OK, I managed to grab some time on the machine today.  Parallel
page faulting for /dev/zero and SysV shared memory has definitely
improved in the first few test cases I have.

The test we have is a program which specifically targets page faulting.
This test program was written after observing some of these issues on
MPI and OpenMP applications.

The test program does this:

	1. Forks N child processes, or creates N Pthreads.
	2. Each child/thread creates a memory object via malloc,
	   mmap of /dev/zero, or shmget.
	3. Each child/thread touches each page of the memory object
	   by writing a single byte to the page.
	4. Time to perform step 3 is measured.
	5. The results are aggregated by the main process/thread
	   and a report generated, including statistics such as
	   pagefaults per CPU per wallclock second.

Another variant has the main thread/process create the memory object
and assign the range to be touched to each child/thread, which then
omit the object creation stage and skip to step 3.  We call this
the "preallocate" option.

In our case we typically run with 100MB per child/thread, and run a
sequence of powers of 2 number of CPUs, up to 512.  All of the work
to this point has been on the fork without preallocation variants.

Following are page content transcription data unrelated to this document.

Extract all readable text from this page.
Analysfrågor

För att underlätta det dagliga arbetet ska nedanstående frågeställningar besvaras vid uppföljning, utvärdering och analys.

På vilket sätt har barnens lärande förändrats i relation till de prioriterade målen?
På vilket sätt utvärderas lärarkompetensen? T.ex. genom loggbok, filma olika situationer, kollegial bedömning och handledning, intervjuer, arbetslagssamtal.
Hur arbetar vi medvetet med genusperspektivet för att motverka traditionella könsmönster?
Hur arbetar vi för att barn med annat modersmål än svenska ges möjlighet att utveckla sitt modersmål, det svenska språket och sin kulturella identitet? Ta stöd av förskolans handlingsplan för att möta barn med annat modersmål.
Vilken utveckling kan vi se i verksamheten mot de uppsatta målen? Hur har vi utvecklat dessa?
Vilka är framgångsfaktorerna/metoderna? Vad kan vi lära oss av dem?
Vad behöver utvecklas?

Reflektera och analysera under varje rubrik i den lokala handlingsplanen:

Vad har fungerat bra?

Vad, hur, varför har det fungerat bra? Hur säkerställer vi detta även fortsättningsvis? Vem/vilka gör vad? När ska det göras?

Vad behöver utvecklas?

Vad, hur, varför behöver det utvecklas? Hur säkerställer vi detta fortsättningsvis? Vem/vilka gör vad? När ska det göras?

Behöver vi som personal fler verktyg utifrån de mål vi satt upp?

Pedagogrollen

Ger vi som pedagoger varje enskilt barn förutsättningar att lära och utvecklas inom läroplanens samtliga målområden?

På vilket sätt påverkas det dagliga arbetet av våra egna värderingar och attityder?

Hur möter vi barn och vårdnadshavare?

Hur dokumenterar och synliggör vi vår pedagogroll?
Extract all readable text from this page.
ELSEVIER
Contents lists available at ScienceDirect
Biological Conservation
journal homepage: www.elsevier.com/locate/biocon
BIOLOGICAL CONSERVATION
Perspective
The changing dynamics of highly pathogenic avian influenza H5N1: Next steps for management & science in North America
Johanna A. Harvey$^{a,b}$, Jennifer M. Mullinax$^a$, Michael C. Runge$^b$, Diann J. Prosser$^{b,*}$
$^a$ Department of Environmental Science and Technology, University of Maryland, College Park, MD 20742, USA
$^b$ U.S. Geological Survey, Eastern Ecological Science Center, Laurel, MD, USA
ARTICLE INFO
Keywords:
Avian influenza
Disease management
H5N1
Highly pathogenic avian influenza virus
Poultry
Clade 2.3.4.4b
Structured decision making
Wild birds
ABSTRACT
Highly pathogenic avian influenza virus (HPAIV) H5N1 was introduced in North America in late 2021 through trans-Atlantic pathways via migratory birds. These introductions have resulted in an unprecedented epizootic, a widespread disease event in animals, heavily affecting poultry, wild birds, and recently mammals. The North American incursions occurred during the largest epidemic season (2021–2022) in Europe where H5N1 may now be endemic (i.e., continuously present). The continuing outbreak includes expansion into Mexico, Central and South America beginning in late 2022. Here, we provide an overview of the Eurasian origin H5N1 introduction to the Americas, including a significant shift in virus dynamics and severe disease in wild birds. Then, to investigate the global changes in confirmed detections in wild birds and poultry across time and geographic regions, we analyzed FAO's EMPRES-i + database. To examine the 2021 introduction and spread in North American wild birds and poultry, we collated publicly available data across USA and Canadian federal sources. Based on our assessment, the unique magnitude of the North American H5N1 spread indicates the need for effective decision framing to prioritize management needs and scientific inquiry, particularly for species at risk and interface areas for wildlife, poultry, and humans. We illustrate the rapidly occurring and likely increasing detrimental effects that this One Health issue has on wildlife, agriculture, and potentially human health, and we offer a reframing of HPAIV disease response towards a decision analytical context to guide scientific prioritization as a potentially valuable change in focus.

I'm now looking at the fork with preallocation variants, and find
that we're hammering *VERY* hard on the shmem_inode_info i_lock,
mostly in shmem_getpage code.  In fact, performance drops off
significantly even at 4P, and gets positively horrible by 32P
(you don't even want to know about >32P -- but things get 2-4x
worse with each doubling of CPUs).

Just so you can see it, I've attached the most recent run output
from the program.  Take a look at the next to last column of numbers.
In the past few days the last few rows of the second two test cases
have gone from 2-3 digit numbers to 5-digit numbers -- that's what
we've been concentrating on.

Note that due to hardware failures the machine is only running 510 CPUs
in the attached output, and that things got so miserably slow that I
didn't even let the runs finish.  The last column is meaningless, and
always 0.  Also the label "shared" means "preallocate" from the
discussion above.  Oh, and this is a 2.6.7 based kernel -- I'll change
to 2.6.8 sometime soon.

Anyway, the i_lock is my next vic^H^H^Hsubject of investigation.

Cheers, and have a great weekend,
Brent

-- 
Brent Casavant             bcasavan@sgi.com        Forget bright-eyed and
Operating System Engineer  http://www.sgi.com/     bushy-tailed; I'm red-
Silicon Graphics, Inc.     44.8562N 93.1355W 860F  eyed and bushy-haired.